I have just moved into a new place and would like to paint some of the rubbish furniture we have in the living room, instead of splashing out on new items. 

These are the items:




















I want to give them a dark brown, wood stain kind of finish. However im wondering if there would be any complications in doing this as the wood is very very cheap from place such as Argos.

Would it be okay to simply sand back and stain? Or use dye? Or am I looking at just painting it dark brown and loosing the character in the wood?

By the way, in case you hadn't noticed.. im a complete novice!

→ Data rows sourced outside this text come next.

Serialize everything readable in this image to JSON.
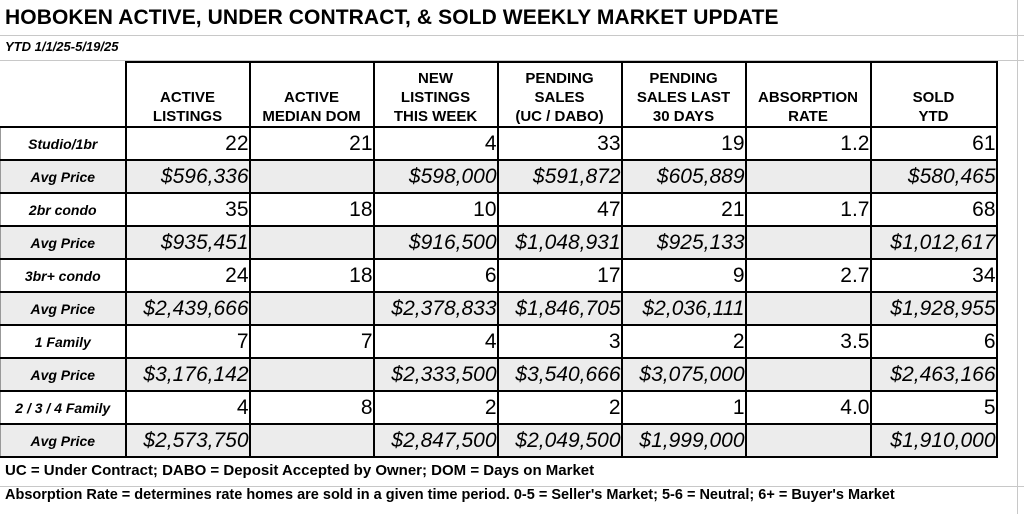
{
  "title": "HOBOKEN ACTIVE, UNDER CONTRACT, & SOLD WEEKLY MARKET UPDATE",
  "subtitle": "YTD 1/1/25-5/19/25",
  "headers": [
    [
      "ACTIVE",
      "LISTINGS"
    ],
    [
      "ACTIVE",
      "MEDIAN DOM"
    ],
    [
      "NEW",
      "LISTINGS",
      "THIS WEEK"
    ],
    [
      "PENDING",
      "SALES",
      "(UC / DABO)"
    ],
    [
      "PENDING",
      "SALES LAST",
      "30 DAYS"
    ],
    [
      "ABSORPTION",
      "RATE"
    ],
    [
      "SOLD",
      "YTD"
    ]
  ],
  "rows": [
    {
      "label": "Studio/1br",
      "counts": [
        "22",
        "21",
        "4",
        "33",
        "19",
        "1.2",
        "61"
      ],
      "price_label": "Avg Price",
      "prices": [
        "$596,336",
        "",
        "$598,000",
        "$591,872",
        "$605,889",
        "",
        "$580,465"
      ]
    },
    {
      "label": "2br condo",
      "counts": [
        "35",
        "18",
        "10",
        "47",
        "21",
        "1.7",
        "68"
      ],
      "price_label": "Avg Price",
      "prices": [
        "$935,451",
        "",
        "$916,500",
        "$1,048,931",
        "$925,133",
        "",
        "$1,012,617"
      ]
    },
    {
      "label": "3br+ condo",
      "counts": [
        "24",
        "18",
        "6",
        "17",
        "9",
        "2.7",
        "34"
      ],
      "price_label": "Avg Price",
      "prices": [
        "$2,439,666",
        "",
        "$2,378,833",
        "$1,846,705",
        "$2,036,111",
        "",
        "$1,928,955"
      ]
    },
    {
      "label": "1 Family",
      "counts": [
        "7",
        "7",
        "4",
        "3",
        "2",
        "3.5",
        "6"
      ],
      "price_label": "Avg Price",
      "prices": [
        "$3,176,142",
        "",
        "$2,333,500",
        "$3,540,666",
        "$3,075,000",
        "",
        "$2,463,166"
      ]
    },
    {
      "label": "2 / 3 / 4 Family",
      "counts": [
        "4",
        "8",
        "2",
        "2",
        "1",
        "4.0",
        "5"
      ],
      "price_label": "Avg Price",
      "prices": [
        "$2,573,750",
        "",
        "$2,847,500",
        "$2,049,500",
        "$1,999,000",
        "",
        "$1,910,000"
      ]
    }
  ],
  "footnotes": [
    "UC = Under Contract; DABO = Deposit Accepted by Owner; DOM = Days on Market",
    "Absorption Rate = determines rate homes are sold in a given time period.  0-5 = Seller's Market; 5-6 = Neutral; 6+ = Buyer's Market"
  ]
}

Any advice would be really appreciated! 

Thanks


----------



## Hammer1 (Aug 1, 2010)

It doesn't look like you actually have wood. It appears to be plastic laminate that looks like wood. Being plastic, it doesn't accept paint easily. With some preparation, it can be painted but there will be no wood characteristics like texture. The painted surface will be fragile since paint won't adhere particularly well to that substrate. Paint would easily scratch off as would any coating like a stain. Attempting to apply a coating would be futile. Time to buy or build something else. I think you have to know when to hold 'em and when to fold 'em.


----------



## tbwilx (Aug 9, 2013)

thanks for the advice. Yea it certainly is cheap, im not sure of its a plastic, maybe a sort of coated chip board? On further though, I think ill take your advice and dig deep into my pockets for new furniture!


----------



## Dave Paine (May 30, 2012)

FYI, most folks in the US will not recognise the company Argos.

It looks like melamine with a wood pattern over chip board.

This can be painted, although as stated in another reply, it will cover the grain pattern and be prone to scratches showing the melamine surface.

A local big box DIY place should have paint which will adhere to plastic surfaces. You may need to sand the surface to improve adhesion.

Like the other reply, I would consider painting as a last resort. It will be better to replace the furniture.


----------